P.- En su novela más que la inclusión de modismos o colombianismos, se observa un interés por dotar a la prosa de un ritmo particular.

R.- Es que yo creo que esto del contrabando de la lengua más que una cuestión semántica tiene que ver con la musicalidad. Me interesa alterar el ritmo interno del lenguaje. En ese sentido mi trabajo tiene mucho que ver con el de algunos escritores latinoamericanos como Antonio Di Benedetto, en donde hay como una tensión entre el aspecto clásico, sobrio si quieres, y unos guiños barrocos muy sutiles en el interior de las frases. Me gusta ese juego. Es muy interesante porque el barroco en el español está muy ligado a esa idea. Si uno lee a Baltasar Gracián, ve que está esa misma tensión.



P.- ¿No le parece que determinados escritores jóvenes latinoamericanos parecen ahora querer regresar a esa literatura de color local, repleta de modismos?

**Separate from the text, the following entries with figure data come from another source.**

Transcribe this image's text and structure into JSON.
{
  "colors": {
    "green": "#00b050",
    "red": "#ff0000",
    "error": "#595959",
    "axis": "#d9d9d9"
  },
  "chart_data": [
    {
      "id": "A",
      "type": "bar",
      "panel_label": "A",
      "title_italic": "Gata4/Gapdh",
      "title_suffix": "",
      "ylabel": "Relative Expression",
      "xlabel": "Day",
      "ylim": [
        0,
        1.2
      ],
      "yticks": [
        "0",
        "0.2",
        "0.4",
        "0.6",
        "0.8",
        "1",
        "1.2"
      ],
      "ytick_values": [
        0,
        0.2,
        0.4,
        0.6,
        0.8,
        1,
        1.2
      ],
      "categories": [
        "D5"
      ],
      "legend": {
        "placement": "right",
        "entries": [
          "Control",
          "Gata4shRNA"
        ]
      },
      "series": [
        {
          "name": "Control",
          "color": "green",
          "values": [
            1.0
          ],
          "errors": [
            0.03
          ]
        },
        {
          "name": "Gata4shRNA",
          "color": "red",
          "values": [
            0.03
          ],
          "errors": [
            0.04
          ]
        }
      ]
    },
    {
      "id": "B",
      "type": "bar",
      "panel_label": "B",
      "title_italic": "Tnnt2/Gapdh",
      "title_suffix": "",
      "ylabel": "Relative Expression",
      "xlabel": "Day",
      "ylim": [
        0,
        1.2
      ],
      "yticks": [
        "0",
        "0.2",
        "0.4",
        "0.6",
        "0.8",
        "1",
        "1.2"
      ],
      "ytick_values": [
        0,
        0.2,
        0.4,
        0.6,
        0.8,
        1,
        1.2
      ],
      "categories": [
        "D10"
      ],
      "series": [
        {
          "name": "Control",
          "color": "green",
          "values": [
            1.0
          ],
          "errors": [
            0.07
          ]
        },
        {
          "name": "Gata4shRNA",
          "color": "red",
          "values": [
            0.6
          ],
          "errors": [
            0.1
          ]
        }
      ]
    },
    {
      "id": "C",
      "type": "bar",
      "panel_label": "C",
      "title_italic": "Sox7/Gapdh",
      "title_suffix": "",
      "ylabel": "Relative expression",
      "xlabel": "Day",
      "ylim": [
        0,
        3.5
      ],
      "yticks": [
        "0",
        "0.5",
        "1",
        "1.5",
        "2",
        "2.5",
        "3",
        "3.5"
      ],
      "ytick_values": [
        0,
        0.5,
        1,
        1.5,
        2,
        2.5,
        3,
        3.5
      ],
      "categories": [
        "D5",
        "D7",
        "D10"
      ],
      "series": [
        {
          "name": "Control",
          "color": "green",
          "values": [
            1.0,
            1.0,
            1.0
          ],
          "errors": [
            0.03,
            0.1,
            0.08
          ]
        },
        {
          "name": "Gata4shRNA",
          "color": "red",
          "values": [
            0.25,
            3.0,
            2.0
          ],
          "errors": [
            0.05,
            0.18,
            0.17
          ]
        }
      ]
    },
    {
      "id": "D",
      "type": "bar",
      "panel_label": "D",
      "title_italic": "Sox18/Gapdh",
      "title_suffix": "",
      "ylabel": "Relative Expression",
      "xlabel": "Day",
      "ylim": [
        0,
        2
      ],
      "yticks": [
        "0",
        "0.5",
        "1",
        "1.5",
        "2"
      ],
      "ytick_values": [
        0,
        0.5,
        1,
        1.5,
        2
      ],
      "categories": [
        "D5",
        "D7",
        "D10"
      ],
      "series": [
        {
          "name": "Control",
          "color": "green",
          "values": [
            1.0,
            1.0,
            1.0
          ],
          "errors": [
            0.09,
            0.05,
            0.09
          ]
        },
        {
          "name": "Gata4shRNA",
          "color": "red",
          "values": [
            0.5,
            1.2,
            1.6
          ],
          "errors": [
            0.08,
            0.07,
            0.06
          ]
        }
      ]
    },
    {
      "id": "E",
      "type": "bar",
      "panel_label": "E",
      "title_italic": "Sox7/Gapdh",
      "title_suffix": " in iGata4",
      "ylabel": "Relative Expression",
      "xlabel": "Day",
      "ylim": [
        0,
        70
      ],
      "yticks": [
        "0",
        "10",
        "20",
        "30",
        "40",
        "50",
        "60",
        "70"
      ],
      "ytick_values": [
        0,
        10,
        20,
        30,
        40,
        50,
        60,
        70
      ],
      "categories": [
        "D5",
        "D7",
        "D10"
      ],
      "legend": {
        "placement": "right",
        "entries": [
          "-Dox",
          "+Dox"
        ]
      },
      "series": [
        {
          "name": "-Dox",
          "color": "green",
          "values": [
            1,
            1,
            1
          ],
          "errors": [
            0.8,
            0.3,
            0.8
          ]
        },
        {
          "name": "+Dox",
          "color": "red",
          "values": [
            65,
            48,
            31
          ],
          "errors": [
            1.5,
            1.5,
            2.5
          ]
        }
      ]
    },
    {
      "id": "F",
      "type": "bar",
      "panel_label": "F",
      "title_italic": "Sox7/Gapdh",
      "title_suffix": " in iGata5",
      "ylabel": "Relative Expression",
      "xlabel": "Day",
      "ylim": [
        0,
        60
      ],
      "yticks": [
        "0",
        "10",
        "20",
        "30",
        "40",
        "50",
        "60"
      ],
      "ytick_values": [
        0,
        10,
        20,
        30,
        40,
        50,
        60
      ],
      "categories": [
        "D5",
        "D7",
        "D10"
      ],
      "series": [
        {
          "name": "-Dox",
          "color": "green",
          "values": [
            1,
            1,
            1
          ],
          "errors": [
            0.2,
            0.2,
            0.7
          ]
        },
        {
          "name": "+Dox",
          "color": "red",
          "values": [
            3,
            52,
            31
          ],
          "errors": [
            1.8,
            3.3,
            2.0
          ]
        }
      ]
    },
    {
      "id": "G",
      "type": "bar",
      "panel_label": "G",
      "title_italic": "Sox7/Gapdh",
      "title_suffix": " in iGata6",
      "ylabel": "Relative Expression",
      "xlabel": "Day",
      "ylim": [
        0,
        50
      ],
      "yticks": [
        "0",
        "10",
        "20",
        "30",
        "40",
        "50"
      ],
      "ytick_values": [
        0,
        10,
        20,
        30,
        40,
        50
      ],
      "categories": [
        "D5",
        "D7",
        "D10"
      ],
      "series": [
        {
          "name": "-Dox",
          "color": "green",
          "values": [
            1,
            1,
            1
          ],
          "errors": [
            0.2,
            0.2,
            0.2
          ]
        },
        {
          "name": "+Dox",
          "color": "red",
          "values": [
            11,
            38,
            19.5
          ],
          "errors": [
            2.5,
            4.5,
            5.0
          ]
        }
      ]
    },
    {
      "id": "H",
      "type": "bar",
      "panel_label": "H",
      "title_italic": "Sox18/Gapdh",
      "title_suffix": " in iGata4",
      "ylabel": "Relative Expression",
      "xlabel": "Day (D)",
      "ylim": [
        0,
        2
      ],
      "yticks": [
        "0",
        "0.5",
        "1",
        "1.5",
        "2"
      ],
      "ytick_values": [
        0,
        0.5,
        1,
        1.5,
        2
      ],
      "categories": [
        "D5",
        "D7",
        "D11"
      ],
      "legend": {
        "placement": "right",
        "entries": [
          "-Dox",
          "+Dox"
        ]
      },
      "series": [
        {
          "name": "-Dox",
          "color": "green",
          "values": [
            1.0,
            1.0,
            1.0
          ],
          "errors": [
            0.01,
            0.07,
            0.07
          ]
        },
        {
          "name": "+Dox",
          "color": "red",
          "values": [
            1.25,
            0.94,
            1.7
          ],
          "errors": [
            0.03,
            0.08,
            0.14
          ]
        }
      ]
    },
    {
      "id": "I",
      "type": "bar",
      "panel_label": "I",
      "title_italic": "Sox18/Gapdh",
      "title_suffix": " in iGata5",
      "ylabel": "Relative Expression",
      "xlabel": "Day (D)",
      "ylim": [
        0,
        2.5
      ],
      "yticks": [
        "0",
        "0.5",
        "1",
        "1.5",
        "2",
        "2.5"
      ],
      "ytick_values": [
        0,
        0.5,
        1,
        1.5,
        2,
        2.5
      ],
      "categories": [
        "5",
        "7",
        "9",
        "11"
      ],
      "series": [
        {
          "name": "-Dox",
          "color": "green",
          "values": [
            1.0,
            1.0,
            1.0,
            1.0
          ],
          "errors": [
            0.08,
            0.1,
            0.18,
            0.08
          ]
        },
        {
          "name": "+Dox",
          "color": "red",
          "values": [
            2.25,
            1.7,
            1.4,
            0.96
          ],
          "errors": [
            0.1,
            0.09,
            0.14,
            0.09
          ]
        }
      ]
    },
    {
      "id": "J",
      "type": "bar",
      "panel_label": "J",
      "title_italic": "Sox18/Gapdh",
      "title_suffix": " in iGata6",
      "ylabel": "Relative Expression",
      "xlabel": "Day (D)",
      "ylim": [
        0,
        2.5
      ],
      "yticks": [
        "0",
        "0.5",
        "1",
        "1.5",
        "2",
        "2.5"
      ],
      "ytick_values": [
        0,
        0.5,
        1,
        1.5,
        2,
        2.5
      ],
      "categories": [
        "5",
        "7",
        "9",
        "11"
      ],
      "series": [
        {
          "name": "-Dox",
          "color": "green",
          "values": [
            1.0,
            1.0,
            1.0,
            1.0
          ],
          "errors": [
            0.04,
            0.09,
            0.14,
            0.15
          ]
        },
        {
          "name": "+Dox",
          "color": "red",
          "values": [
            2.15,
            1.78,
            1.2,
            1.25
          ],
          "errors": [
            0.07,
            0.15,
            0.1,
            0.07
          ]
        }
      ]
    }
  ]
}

R.- Puede ser, y es muy poco interesante, la verdad, el mero gusto por reproducir jergas locales es una cosa muy pueblerina y a mí me aburre mucho. Aunque luego está la otra tradición barroca que tiene que ver con esta casi disolución del sentido a partir de la introducción de palabras que provienen de la jerga popular. En ese sentido, tengo una profunda admiración por lo que hace Yuri Herrera; mucha gente cree que introduce mexicanismos en su obra, pero en muchos casos no lo son, son términos y expresiones que él saca por ejemplo de Alfonso X el sabio y luego él las mexicaniza. Realmente me parece algo muy revolucionario, un ejercicio increíble de desplazamiento del lenguaje.